Kasumu depicts the response of women to Governor Esteban Miró’s, Bando de Buen Gobierno (Edict for Good Government), introduced to New Orleans in 1786. This oppressive tactic stated that “gens de couleur” (free women of mixed race) shall cover their heads in public to distinguish themselves from white women. Such a proposition put at the forefront an array of societal issues -race, marriage, genealogy- and ultimately presented women of color the stage for a satirical protest.
As decreed, women did in fact cover their heads, limiting the cultural visibility of entrancing hairstyles. However, intricate methods of head wrapping combined with foreign embellishments were astutely adapted instead, giving rise to the present day exoticism of the head-tie. In this photo-essay, Kasumu attributes the inspiration of such head wrapping techniques found in New Orleans to the cultural exchange between West Africa and the West Indies during the 18th century.

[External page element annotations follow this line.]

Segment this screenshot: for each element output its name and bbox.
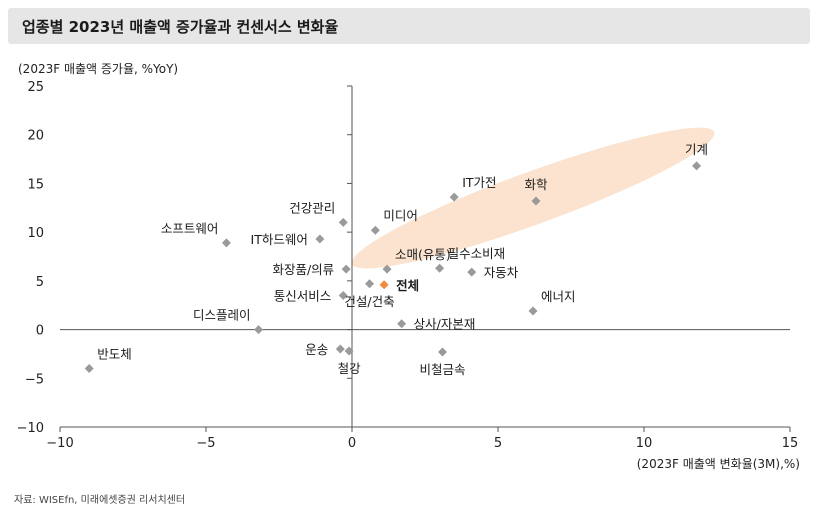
chart-title: 업종별 2023년 매출액 증가율과 컨센서스 변화율 xyxy=(22,18,339,36)
data-point-label: 상사/자본재 xyxy=(414,317,476,332)
data-point-label: IT가전 xyxy=(462,175,496,190)
data-point-label: 기계 xyxy=(685,142,708,157)
data-point-label: 소프트웨어 xyxy=(161,221,219,236)
data-point xyxy=(338,290,348,300)
data-point-label: 건설/건축 xyxy=(344,294,394,309)
x-tick-label: −10 xyxy=(46,436,73,451)
data-point xyxy=(254,325,264,335)
data-point-label: 디스플레이 xyxy=(193,308,251,323)
data-point xyxy=(221,238,231,248)
data-point xyxy=(338,217,348,227)
x-tick-label: −5 xyxy=(196,436,215,451)
data-point xyxy=(438,347,448,357)
data-point xyxy=(315,234,325,244)
y-tick-label: 20 xyxy=(27,129,44,144)
data-point xyxy=(379,280,389,290)
y-tick-label: 15 xyxy=(27,177,44,192)
data-point-label: 반도체 xyxy=(97,347,132,362)
y-tick-label: 0 xyxy=(36,324,44,339)
data-point xyxy=(435,263,445,273)
y-tick-label: 25 xyxy=(27,80,44,95)
y-axis-label: (2023F 매출액 증가율, %YoY) xyxy=(18,62,179,76)
x-tick-label: 15 xyxy=(782,436,799,451)
y-tick-label: 5 xyxy=(36,275,44,290)
data-point-label: 화장품/의류 xyxy=(272,262,334,277)
data-point-label: IT하드웨어 xyxy=(251,232,308,247)
data-point-label: 필수소비재 xyxy=(448,246,506,261)
data-point-label: 에너지 xyxy=(541,289,576,304)
title-bar: 업종별 2023년 매출액 증가율과 컨센서스 변화율 xyxy=(8,8,810,44)
x-axis-label: (2023F 매출액 변화율(3M),%) xyxy=(636,457,800,471)
x-tick-label: 0 xyxy=(348,436,356,451)
x-tick-label: 10 xyxy=(636,436,653,451)
data-point xyxy=(344,346,354,356)
data-point-label: 자동차 xyxy=(484,265,519,280)
data-point-label: 비철금속 xyxy=(420,362,466,377)
highlight-ellipse xyxy=(351,127,715,269)
data-point xyxy=(467,267,477,277)
y-tick-label: 10 xyxy=(27,226,44,241)
data-point xyxy=(692,161,702,171)
data-point-label: 화학 xyxy=(524,177,548,192)
y-tick-label: −5 xyxy=(25,372,44,387)
data-point-label: 운송 xyxy=(305,342,328,357)
data-point-label: 건강관리 xyxy=(289,200,335,215)
data-point xyxy=(341,264,351,274)
data-point xyxy=(531,196,541,206)
data-point xyxy=(84,364,94,374)
data-point xyxy=(397,319,407,329)
data-point-label: 통신서비스 xyxy=(274,288,332,303)
data-point-label: 소매(유통) xyxy=(395,247,451,262)
data-point-label: 미디어 xyxy=(383,208,418,223)
data-point xyxy=(370,225,380,235)
y-tick-label: −10 xyxy=(17,421,44,436)
data-point-label: 전체 xyxy=(396,278,419,293)
source-note: 자료: WISEfn, 미래에셋증권 리서치센터 xyxy=(14,495,186,506)
data-point xyxy=(382,264,392,274)
data-point xyxy=(528,306,538,316)
data-point xyxy=(335,344,345,354)
data-point xyxy=(449,192,459,202)
data-point-label: 철강 xyxy=(338,361,362,376)
x-tick-label: 5 xyxy=(494,436,502,451)
data-point xyxy=(365,279,375,289)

As a contemporary artist, Kasumu provides viewers the opportunity to engage with images that demystify preconceptions of black women and their bodies. The McKenna Museum of African-American Art in New Orleans, LA, is showing the unique, contemporary exhibition, From Moussor to Tignon: The Evolution of the Head-Tie, between September 10th through October 11th.
The exhibition is organized by the Olaju Art Group in partnership with the Ray Charles Program in African-American Material Culture at Dillard University. The Olaju Art Group was created by founder and director Obafemi Ogunleye, to further develop the documentation, exhibition & preservation of African culture.